Pemasukan sapi perah itu ditempuh perusahaan tersebut sebagian melalui kargo udara dan sebagian lainnya dinaikkan kapal. Menurut Jeanette Sunarti, Head of Government Relation PT Greenfields Indonesia, impor dengan angkutan udara bukan yang pertama bagi Indonesia tapi untuk swasta memang pihaknyalah yang pertama melakukannya.
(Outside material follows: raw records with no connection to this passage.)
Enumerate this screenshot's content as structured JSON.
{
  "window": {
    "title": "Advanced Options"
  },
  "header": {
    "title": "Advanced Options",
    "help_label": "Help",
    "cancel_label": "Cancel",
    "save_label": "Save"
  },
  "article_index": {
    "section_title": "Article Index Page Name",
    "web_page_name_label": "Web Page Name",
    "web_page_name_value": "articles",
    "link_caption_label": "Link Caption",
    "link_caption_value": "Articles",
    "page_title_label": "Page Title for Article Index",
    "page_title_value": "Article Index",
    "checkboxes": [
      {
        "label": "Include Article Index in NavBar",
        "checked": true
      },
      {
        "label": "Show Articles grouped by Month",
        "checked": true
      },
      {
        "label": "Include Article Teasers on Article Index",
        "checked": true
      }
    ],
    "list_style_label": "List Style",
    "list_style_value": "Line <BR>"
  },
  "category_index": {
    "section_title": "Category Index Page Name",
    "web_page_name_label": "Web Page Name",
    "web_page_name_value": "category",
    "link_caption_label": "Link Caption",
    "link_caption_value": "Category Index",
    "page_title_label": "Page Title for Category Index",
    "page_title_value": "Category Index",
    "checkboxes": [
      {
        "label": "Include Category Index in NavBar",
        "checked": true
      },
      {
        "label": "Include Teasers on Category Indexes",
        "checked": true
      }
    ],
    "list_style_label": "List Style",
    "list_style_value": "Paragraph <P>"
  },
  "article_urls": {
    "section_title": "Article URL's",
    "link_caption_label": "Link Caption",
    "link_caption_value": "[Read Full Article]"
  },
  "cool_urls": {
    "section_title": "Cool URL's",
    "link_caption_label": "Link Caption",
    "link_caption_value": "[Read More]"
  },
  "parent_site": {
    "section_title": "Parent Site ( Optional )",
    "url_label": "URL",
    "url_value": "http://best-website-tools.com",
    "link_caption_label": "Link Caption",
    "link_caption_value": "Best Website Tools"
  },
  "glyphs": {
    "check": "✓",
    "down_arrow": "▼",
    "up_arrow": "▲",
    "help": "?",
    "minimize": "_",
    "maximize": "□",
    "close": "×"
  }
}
Mengenai pilihan jenis sapi, menurut Yuliantoni, Frisian Holstein memang pilihan utama karena volume produksinya tinggi. Ini disesuaikan dengan produksi susu Greenfields yang 100% susu cair. Produksi itu disuplai oleh 1.500 sapi laktasi dari total populasi 3.400 ekor. Rata-rata produktivitasnya kurang lebih 26 liter per ekor per hari. “Jadi range produktivitas kita, 60 liter itu sekitar 10%—15%, 40—50 liter sekitar 20%, 30—40 liter sekitar 50%, 20—30 liter sekitar 20%, sisanya mungkin sekitar 10% untuk produksi rendah,” rincinya.